Bankruptcy – Chapter 7 Is The Best Recommendation

This is the Chapter 13 case of Gail Urbanetti who comes to me from Ingleside, Illinois.  She’s interested in Chapter 13; the bottom line is she has a lot of equity in her house and a lot of credit card debt.  The specific facts of her case are as follows: she lives in Lake County, Illinois.  She filed bankruptcy 25 years ago so she is eligible for either Chapter.  She has a single-family home with a market value of $225,000 and an outstanding mortgage balance on that home of $74,000 through Healthcare Associates Credit Union.  So she has a lot of equity in her house.  She’s not renting from anybody, nobody is renting from her.

She has a 2003 Pontiac Grand Prix which is paid in full with approximate value of $5000.  She has a 2006 Chevy Impala which is paid in full with an approximate value of $10,000 and she has a 2007 Chevy Cobalt with an approximate value of $6000 and that vehicle is paid in full.  So she has three vehicles totaling $21,000 in equity.  They are all paid in full with no liens against the vehicles.

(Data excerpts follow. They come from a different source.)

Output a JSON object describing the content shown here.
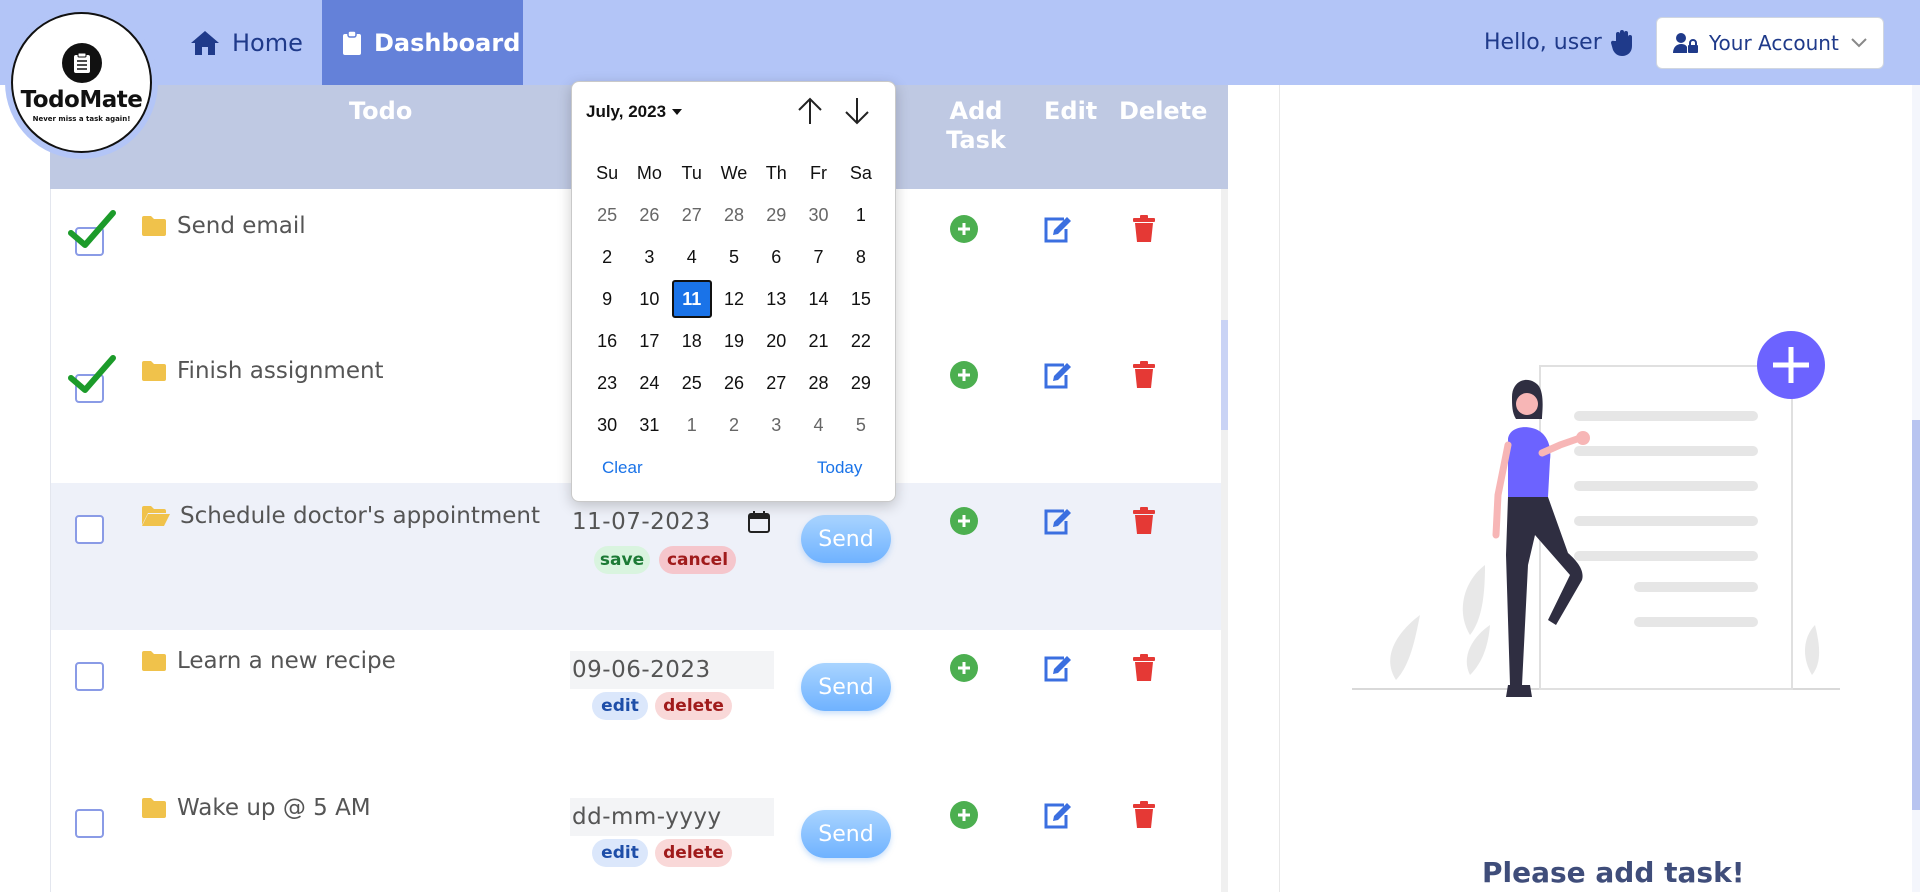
{
  "brand": {
    "name": "TodoMate",
    "tagline": "Never miss a task again!"
  },
  "nav": {
    "home_label": "Home",
    "dashboard_label": "Dashboard",
    "greeting": "Hello, user",
    "account_label": "Your Account"
  },
  "table": {
    "headers": {
      "todo": "Todo",
      "add_task": "Add Task",
      "edit": "Edit",
      "delete": "Delete"
    },
    "rows": [
      {
        "text": "Send email",
        "checked": true,
        "date": "",
        "send": ""
      },
      {
        "text": "Finish assignment",
        "checked": true,
        "date": "",
        "send": ""
      },
      {
        "text": "Schedule doctor's appointment",
        "checked": false,
        "date": "11-07-2023",
        "send": "Send",
        "action1": "save",
        "action2": "cancel"
      },
      {
        "text": "Learn a new recipe",
        "checked": false,
        "date": "09-06-2023",
        "send": "Send",
        "action1": "edit",
        "action2": "delete"
      },
      {
        "text": "Wake up @ 5 AM",
        "checked": false,
        "date": "dd-mm-yyyy",
        "send": "Send",
        "action1": "edit",
        "action2": "delete"
      }
    ]
  },
  "datepicker": {
    "month_label": "July, 2023",
    "weekdays": [
      "Su",
      "Mo",
      "Tu",
      "We",
      "Th",
      "Fr",
      "Sa"
    ],
    "weeks": [
      [
        "25",
        "26",
        "27",
        "28",
        "29",
        "30",
        "1"
      ],
      [
        "2",
        "3",
        "4",
        "5",
        "6",
        "7",
        "8"
      ],
      [
        "9",
        "10",
        "11",
        "12",
        "13",
        "14",
        "15"
      ],
      [
        "16",
        "17",
        "18",
        "19",
        "20",
        "21",
        "22"
      ],
      [
        "23",
        "24",
        "25",
        "26",
        "27",
        "28",
        "29"
      ],
      [
        "30",
        "31",
        "1",
        "2",
        "3",
        "4",
        "5"
      ]
    ],
    "selected": "11",
    "clear_label": "Clear",
    "today_label": "Today"
  },
  "empty_state": {
    "label": "Please add task!"
  },
  "colors": {
    "nav_bg": "#b3c5f7",
    "nav_active": "#6481d9",
    "accent_blue": "#1a73e8",
    "add_green": "#4caf50",
    "delete_red": "#e53935",
    "illustration_purple": "#6c63ff"
  }
}
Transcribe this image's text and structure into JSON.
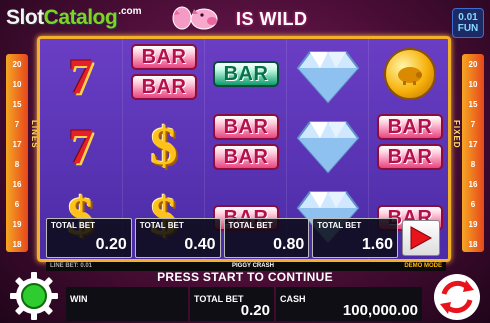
{
  "header": {
    "logo_part1": "Slot",
    "logo_part2": "Catalog",
    "logo_suffix": ".com",
    "wild_text": "IS WILD",
    "fun_value": "0.01",
    "fun_label": "FUN"
  },
  "side_left": [
    "20",
    "10",
    "15",
    "7",
    "17",
    "8",
    "16",
    "6",
    "19",
    "18"
  ],
  "side_right": [
    "20",
    "10",
    "15",
    "7",
    "17",
    "8",
    "16",
    "6",
    "19",
    "18"
  ],
  "labels": {
    "lines": "LINES",
    "fixed": "FIXED"
  },
  "reels": [
    [
      "seven",
      "seven",
      "dollar"
    ],
    [
      "bar-double",
      "dollar",
      "dollar"
    ],
    [
      "bar-green",
      "bar-double",
      "bar"
    ],
    [
      "diamond",
      "diamond",
      "diamond"
    ],
    [
      "coin",
      "bar-double",
      "bar"
    ]
  ],
  "symbol_text": {
    "bar": "BAR"
  },
  "bet_options": [
    {
      "label": "TOTAL BET",
      "value": "0.20"
    },
    {
      "label": "TOTAL BET",
      "value": "0.40"
    },
    {
      "label": "TOTAL BET",
      "value": "0.80"
    },
    {
      "label": "TOTAL BET",
      "value": "1.60"
    }
  ],
  "info_strip": {
    "line_bet": "LINE BET: 0.01",
    "game_name": "PIGGY CRASH",
    "mode": "DEMO MODE"
  },
  "message": "PRESS START TO CONTINUE",
  "bottom": {
    "win_label": "WIN",
    "win_value": "",
    "total_bet_label": "TOTAL BET",
    "total_bet_value": "0.20",
    "cash_label": "CASH",
    "cash_value": "100,000.00"
  },
  "colors": {
    "frame_gold": "#f3b12a",
    "reel_bg": "#5a34b8",
    "bar_pink": "#e8437f",
    "bar_green": "#0d9c6c",
    "play_red": "#e8141c"
  }
}
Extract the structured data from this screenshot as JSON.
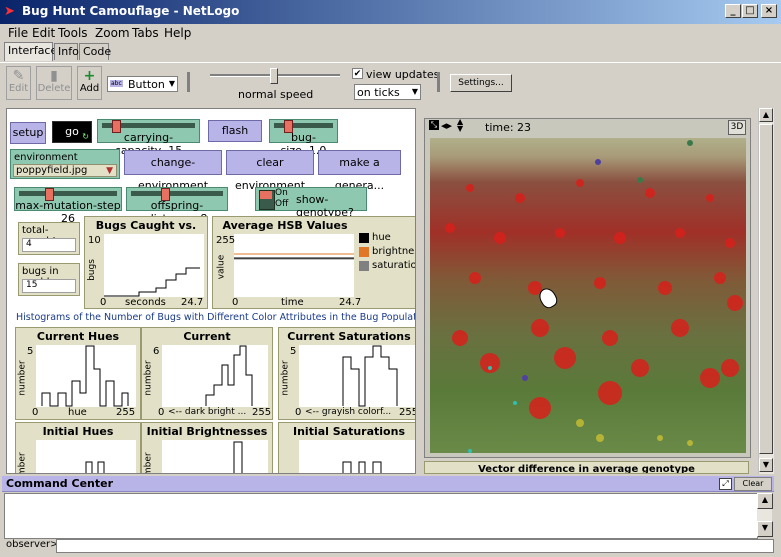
{
  "window": {
    "title": "Bug Hunt Camouflage - NetLogo"
  },
  "menu": [
    "File",
    "Edit",
    "Tools",
    "Zoom",
    "Tabs",
    "Help"
  ],
  "tabs": [
    "Interface",
    "Info",
    "Code"
  ],
  "toolbar": {
    "edit": "Edit",
    "delete": "Delete",
    "add": "Add",
    "widget_type": "Button",
    "speed_label": "normal speed",
    "view_updates_label": "view updates",
    "update_mode": "on ticks",
    "settings": "Settings..."
  },
  "widgets": {
    "setup": "setup",
    "go": "go",
    "carrying_capacity": {
      "label": "carrying-capacity",
      "value": "15",
      "fraction": 0.12
    },
    "flash": "flash",
    "bug_size": {
      "label": "bug-size",
      "value": "1.0",
      "fraction": 0.15
    },
    "environment": {
      "label": "environment",
      "value": "poppyfield.jpg"
    },
    "change_environment": "change-environment",
    "clear_environment": "clear environment",
    "make_generation": "make a genera...",
    "max_mutation_step": {
      "label": "max-mutation-step",
      "value": "26",
      "fraction": 0.3
    },
    "offspring_distance": {
      "label": "offspring-distance",
      "value": "8",
      "fraction": 0.35
    },
    "show_genotype": {
      "on": "On",
      "off": "Off",
      "label": "show-genotype?"
    },
    "total_caught": {
      "label": "total-caught",
      "value": "4"
    },
    "bugs_in_world": {
      "label": "bugs in world",
      "value": "15"
    }
  },
  "plots": {
    "bugs_caught": {
      "title": "Bugs Caught vs. Ti...",
      "ylabel": "bugs",
      "xlabel": "seconds",
      "ymax": "10",
      "xmin": "0",
      "xmax": "24.7"
    },
    "hsb": {
      "title": "Average HSB Values",
      "ylabel": "value",
      "xlabel": "time",
      "ymax": "255",
      "xmin": "0",
      "xmax": "24.7",
      "legend": [
        {
          "name": "hue",
          "color": "#000000"
        },
        {
          "name": "brightness",
          "color": "#e07828"
        },
        {
          "name": "saturation",
          "color": "#808080"
        }
      ]
    },
    "histogram_caption": "Histograms of the Number of Bugs with Different Color Attributes in the Bug Population:",
    "current_hues": {
      "title": "Current Hues",
      "ylabel": "number",
      "ymax": "5",
      "xmin": "0",
      "xlabel": "hue",
      "xmax": "255"
    },
    "current_brightnesses": {
      "title": "Current Brightnesses",
      "ylabel": "number",
      "ymax": "6",
      "xmin": "0",
      "xlabel": "<-- dark   bright ...",
      "xmax": "255"
    },
    "current_saturations": {
      "title": "Current Saturations",
      "ylabel": "number",
      "ymax": "5",
      "xmin": "0",
      "xlabel": "<-- grayish   colorf...",
      "xmax": "255"
    },
    "initial_hues": {
      "title": "Initial Hues",
      "ylabel": "number"
    },
    "initial_brightnesses": {
      "title": "Initial Brightnesses",
      "ylabel": "number"
    },
    "initial_saturations": {
      "title": "Initial Saturations",
      "ylabel": "number"
    }
  },
  "view": {
    "time_label": "time: 23",
    "threed": "3D"
  },
  "vector_label": "Vector difference in average genotype",
  "command_center": {
    "title": "Command Center",
    "clear": "Clear",
    "prompt": "observer>"
  }
}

In terms of personal property, she has a checking and savings account with approximately $2000 in each.  She has normal household goods valued at about $4000, normal clothing valued at about $800.  She does not have an IRA, 401(k), profit-sharing or other stock, bond or any other retirement account.  She cannot sue anybody for personal injury or workers compensation rights.  She does not have any lawsuit pending.  She does not have any animals and she does not expect to inherit any money in the next six months.

In terms of family, she is widowed and she has three minor children ages 14, nine and three.  She is working for Highland Part Hospital and she has been working there for the last 20 years earning approximately $54,000 a year.  She’s paid once a week and she has income from the job as well as deceased husband’s pension income at $850 per month.  If you take all of her income from her job and the deceased husband’s pension, she nets $3668 per month.

When we go through her monthly expenses which includes the mortgage of $265, property tax of $280, home repairs of $100, food at $450, clothing at $25, laundry $25, medical and dental $175, gas, tolls and transportation $150, recreation, $20, automobile insurance $81; she has total expenses of $2465 leaving approximately $1200 per month that can go towards the repayment of her debt.

Let’s talk about her debt.  She’s got $36,000 owed on a credit card through Amazon.  $3000 owed to Capital One, $1700 owed to Wal-Mart, $5500 owed to Chase Bank.  And then she has an assortment between Exxon Mobil, Capital One, CitiCard, Capital One, Capital One, another Capital One and another Chase totaling over $75,000 worth of total credit card debt.  So my recommendation to Gail is to do a Chapter 13, repay approximately $1200 per month over the course of 60 months and repay the credit cards either in full or at a percentage of the dollar is it turns out that the amount that she is paying over 60 months doesn’t pay the debt in full.  Chapter 13 is the answer for Gail Urbanetti from Ingleside, Illinois.